We identified Medicare beneficiaries aged ≥65 years who received high-dose or standard-dose vaccines in community-located pharmacies offering both vaccines. The primary outcome was death in the 30 days following an inpatient or emergency department encounter listing an influenza International of Classification of Diseases, Ninth Revision, Clinical Modification code. Effectiveness was estimated by using multivariate Poisson regression models; effectiveness was allowed to vary by season.

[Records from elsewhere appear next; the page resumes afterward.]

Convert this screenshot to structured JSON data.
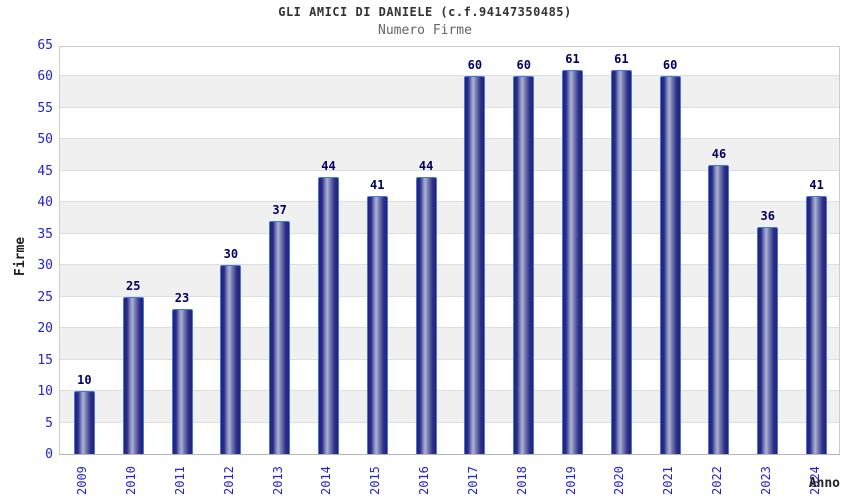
{
  "chart_data": {
    "type": "bar",
    "title": "GLI AMICI DI DANIELE (c.f.94147350485)",
    "subtitle": "Numero Firme",
    "categories": [
      "2009",
      "2010",
      "2011",
      "2012",
      "2013",
      "2014",
      "2015",
      "2016",
      "2017",
      "2018",
      "2019",
      "2020",
      "2021",
      "2022",
      "2023",
      "2024"
    ],
    "values": [
      10,
      25,
      23,
      30,
      37,
      44,
      41,
      44,
      60,
      60,
      61,
      61,
      60,
      46,
      36,
      41
    ],
    "xlabel": "Anno",
    "ylabel": "Firme",
    "ylim": [
      0,
      65
    ],
    "ytick_step": 5,
    "grid": "alternating-horizontal-bands",
    "legend_position": "none",
    "value_labels": "above-bars",
    "xtick_rotation": "vertical-bottom-to-top"
  },
  "colors": {
    "page_bg": "#ffffff",
    "plot_bg": "#ffffff",
    "band_gray": "#f0f0f0",
    "gridline": "#dedede",
    "plot_border": "#cccccc",
    "axis_line": "#b5b5b5",
    "bar_dark": "#22227c",
    "bar_mid": "#767ead",
    "bar_light": "#aab1d6",
    "bar_border": "#4079e0",
    "tick_label": "#2424cc",
    "value_label": "#000060",
    "title": "#333333",
    "subtitle": "#666666",
    "axis_title": "#222222"
  }
}
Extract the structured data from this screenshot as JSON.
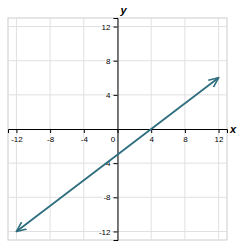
{
  "chart_data": {
    "type": "line",
    "x_label": "x",
    "y_label": "y",
    "x": [
      -12,
      12
    ],
    "series": [
      {
        "values": [
          -12,
          6
        ],
        "color": "#2e6e7e"
      }
    ],
    "xlim": [
      -13,
      13
    ],
    "ylim": [
      -13,
      13
    ],
    "xticks": [
      -12,
      -8,
      -4,
      0,
      4,
      8,
      12
    ],
    "yticks": [
      -12,
      -8,
      -4,
      4,
      8,
      12
    ],
    "grid": true
  }
}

We studied 1039645 recipients of high-dose and 1683264 recipients of standard-dose vaccines during 2012-2013, and 1508176 high-dose and 1877327 standard-dose recipients during 2013-2014. Vaccinees were well-balanced for medical conditions and indicators of frail health. Rates of postinfluenza death were 0.028 and 0.038/10000 person-weeks in high-dose and standard-dose recipients, respectively. Comparative effectiveness was 24.0% (95% confidence interval [CI], .6%-42%); there was evidence of variation by season (P = .12). In 2012-2013, high-dose was 36.4% (95% CI, 9.0%-56%) more effective in reducing mortality; in 2013-2014, it was 2.5% (95% CI, -47% to 35%).

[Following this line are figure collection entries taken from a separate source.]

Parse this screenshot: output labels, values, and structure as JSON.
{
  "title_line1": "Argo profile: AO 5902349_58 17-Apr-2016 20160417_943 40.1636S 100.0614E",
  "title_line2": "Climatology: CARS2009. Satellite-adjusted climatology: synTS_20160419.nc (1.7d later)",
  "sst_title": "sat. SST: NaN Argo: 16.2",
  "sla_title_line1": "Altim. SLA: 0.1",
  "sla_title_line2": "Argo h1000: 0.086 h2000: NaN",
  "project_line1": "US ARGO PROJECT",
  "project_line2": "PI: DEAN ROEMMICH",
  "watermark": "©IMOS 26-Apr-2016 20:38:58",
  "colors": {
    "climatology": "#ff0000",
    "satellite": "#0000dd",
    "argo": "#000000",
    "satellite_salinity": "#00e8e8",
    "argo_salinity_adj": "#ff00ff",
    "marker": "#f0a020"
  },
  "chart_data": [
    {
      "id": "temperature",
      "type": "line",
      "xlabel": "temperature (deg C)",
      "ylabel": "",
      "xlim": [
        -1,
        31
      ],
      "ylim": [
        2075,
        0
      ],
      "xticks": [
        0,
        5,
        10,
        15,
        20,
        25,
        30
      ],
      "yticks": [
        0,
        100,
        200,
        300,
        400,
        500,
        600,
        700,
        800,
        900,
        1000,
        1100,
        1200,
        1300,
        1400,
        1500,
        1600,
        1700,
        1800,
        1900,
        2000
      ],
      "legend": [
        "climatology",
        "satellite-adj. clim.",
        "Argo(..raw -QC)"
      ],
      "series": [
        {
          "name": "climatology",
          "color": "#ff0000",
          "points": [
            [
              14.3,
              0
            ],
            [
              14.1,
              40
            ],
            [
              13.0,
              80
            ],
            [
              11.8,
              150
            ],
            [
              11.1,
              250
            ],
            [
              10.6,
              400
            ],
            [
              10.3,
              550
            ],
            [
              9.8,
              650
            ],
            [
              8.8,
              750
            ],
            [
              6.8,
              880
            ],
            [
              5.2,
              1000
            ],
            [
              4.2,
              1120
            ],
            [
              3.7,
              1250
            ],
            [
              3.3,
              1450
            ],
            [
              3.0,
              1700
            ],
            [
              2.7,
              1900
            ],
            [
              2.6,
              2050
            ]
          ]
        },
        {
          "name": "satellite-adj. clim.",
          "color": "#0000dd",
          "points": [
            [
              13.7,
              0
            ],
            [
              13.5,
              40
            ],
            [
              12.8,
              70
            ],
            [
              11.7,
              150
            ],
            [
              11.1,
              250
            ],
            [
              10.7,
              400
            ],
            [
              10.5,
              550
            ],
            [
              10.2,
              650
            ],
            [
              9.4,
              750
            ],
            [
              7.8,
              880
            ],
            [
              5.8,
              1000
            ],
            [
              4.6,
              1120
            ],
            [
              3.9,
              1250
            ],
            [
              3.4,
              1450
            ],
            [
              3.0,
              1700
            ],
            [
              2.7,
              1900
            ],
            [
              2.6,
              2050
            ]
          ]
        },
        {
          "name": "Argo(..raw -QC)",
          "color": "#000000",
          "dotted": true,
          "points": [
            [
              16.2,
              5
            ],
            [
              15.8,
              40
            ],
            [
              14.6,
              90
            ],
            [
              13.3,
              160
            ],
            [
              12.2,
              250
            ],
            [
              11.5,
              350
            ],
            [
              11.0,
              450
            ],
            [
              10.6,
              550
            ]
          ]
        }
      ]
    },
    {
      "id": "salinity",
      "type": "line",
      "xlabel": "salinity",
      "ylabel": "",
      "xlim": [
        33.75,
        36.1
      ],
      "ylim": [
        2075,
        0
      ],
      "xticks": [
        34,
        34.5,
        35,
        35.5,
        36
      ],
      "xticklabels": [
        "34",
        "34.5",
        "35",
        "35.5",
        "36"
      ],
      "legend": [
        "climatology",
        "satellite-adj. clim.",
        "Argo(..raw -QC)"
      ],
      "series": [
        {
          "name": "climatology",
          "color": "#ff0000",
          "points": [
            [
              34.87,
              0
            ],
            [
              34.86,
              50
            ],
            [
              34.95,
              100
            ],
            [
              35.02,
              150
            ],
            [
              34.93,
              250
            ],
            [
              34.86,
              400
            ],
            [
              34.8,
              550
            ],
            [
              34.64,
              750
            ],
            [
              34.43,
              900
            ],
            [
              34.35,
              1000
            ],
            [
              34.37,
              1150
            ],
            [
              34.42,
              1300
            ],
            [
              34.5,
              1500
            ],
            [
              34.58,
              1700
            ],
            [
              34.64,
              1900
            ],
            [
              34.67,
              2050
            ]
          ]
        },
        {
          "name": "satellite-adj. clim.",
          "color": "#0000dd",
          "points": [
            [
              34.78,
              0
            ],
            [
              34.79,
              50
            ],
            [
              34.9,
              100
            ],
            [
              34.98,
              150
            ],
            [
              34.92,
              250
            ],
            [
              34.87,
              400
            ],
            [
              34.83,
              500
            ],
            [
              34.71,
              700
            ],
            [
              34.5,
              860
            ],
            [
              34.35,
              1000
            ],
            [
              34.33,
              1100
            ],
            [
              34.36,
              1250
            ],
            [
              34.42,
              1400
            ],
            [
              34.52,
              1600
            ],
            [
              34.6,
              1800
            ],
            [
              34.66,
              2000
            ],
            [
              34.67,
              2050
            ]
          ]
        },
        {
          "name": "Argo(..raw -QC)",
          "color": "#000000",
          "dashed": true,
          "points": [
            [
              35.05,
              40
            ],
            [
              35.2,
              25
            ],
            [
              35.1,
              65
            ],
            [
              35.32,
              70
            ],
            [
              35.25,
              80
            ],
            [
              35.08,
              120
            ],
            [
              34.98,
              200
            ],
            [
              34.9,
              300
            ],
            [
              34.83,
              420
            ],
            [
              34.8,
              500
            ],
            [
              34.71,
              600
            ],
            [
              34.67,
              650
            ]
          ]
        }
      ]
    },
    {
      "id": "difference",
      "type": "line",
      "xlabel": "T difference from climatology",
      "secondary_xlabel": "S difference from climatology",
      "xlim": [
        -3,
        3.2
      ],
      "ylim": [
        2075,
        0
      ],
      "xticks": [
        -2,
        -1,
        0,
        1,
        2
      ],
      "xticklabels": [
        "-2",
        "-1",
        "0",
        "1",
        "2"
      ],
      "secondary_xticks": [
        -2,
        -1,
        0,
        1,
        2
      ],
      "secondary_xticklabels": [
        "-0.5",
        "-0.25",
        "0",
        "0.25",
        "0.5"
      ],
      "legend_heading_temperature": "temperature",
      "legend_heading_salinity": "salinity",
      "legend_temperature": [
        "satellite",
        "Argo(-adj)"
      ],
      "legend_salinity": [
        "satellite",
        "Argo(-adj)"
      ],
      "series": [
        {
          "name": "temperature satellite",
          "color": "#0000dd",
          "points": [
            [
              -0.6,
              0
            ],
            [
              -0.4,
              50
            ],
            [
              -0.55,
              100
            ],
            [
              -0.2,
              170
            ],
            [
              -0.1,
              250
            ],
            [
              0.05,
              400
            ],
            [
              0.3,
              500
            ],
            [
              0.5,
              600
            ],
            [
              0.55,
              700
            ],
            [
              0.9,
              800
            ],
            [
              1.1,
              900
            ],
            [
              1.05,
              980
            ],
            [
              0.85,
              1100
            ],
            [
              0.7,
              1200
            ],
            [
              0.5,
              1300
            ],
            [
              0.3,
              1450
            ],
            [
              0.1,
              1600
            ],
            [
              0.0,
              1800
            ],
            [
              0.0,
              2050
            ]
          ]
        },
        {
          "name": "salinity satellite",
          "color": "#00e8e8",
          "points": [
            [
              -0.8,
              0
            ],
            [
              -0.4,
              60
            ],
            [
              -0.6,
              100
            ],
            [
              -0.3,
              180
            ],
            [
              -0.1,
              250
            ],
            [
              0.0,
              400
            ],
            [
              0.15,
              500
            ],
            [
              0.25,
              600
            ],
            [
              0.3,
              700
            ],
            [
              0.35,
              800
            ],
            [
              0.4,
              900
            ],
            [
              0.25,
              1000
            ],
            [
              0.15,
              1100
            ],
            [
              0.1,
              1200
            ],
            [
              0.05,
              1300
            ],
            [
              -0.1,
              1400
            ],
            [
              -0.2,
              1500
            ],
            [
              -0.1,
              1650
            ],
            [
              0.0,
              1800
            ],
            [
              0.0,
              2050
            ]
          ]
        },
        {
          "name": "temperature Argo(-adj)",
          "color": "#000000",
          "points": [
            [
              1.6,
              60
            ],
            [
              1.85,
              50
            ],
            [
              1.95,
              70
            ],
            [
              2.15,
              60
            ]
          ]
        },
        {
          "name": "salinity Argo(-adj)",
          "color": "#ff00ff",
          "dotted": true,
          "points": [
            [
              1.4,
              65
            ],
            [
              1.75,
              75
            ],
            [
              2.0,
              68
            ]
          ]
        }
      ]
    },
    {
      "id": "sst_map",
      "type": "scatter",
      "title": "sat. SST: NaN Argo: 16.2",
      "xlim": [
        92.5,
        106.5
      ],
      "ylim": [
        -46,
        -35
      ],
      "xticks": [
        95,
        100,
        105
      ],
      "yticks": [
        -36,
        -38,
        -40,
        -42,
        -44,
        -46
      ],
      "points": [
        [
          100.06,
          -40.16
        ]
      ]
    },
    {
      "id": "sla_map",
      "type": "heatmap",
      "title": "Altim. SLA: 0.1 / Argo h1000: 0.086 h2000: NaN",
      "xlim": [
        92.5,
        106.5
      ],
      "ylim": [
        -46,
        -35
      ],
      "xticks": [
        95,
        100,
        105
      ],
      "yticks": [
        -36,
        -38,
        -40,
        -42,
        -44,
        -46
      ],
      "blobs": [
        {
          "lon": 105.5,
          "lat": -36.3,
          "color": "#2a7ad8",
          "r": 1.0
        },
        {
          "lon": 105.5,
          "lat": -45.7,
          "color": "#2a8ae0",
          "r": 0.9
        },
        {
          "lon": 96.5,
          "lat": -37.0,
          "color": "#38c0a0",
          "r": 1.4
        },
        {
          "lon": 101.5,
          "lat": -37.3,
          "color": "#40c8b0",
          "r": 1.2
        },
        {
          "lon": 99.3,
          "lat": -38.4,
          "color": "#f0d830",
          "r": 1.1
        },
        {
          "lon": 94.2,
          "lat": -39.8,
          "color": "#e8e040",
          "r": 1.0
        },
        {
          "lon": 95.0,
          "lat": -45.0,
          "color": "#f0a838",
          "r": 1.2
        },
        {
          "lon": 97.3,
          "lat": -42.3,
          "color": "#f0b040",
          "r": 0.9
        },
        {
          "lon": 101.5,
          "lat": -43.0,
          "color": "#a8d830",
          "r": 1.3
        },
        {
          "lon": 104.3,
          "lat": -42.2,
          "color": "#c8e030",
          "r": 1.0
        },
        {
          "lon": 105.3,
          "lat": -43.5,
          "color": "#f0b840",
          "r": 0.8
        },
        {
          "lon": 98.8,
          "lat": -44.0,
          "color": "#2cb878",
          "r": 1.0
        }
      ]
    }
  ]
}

High-dose vaccine was significantly more effective in preventing postinfluenza deaths in 2012-2013, when A(H3N2) circulation was common, but not in 2013-2014.
与标准剂量流感疫苗的接种者相比,高剂量流感疫苗的接种者患流感疾病的情况较少。我们评估了在2012 - 2013年和2013 - 2014年(当时流感病毒和疫苗相似)期间,高剂量疫苗预防流感后死亡的相对有效性。
我们确定了年龄≥65岁且在同时提供两种疫苗的社区药房接种高剂量或标准剂量疫苗的医疗保险受益人。主要结局是在列出国际疾病分类第九版临床修订本流感代码的住院或急诊科就诊后30天内的死亡情况。通过使用多变量泊松回归模型估计有效性;有效性允许因季节而异。
在2012 - 2013年期间,我们研究了1039645名高剂量疫苗接种者和1683264名标准剂量疫苗接种者,在2013 - 2014年期间,研究了1508176名高剂量疫苗接种者和1877327名标准剂量疫苗接种者。疫苗接种者在医疗状况和健康脆弱指标方面均衡良好。高剂量和标准剂量接种者的流感后死亡率分别为0.028和0.038/10000人周。相对有效性为24.0%(95%置信区间[CI],0.6% - 42%);有证据表明存在季节差异(P = 0.12)。在2012 - 2013年,高剂量疫苗在降低死亡率方面的有效性高36.4%(95%CI,9.0% - 56%);在2013 - 2014年,为2.5%(95%CI, - 47%至35%)。
在2012 - 2013年A(H3N2)病毒普遍流行时,高剂量疫苗在预防流感后死亡方面显著更有效,但在2013 - 2014年并非如此。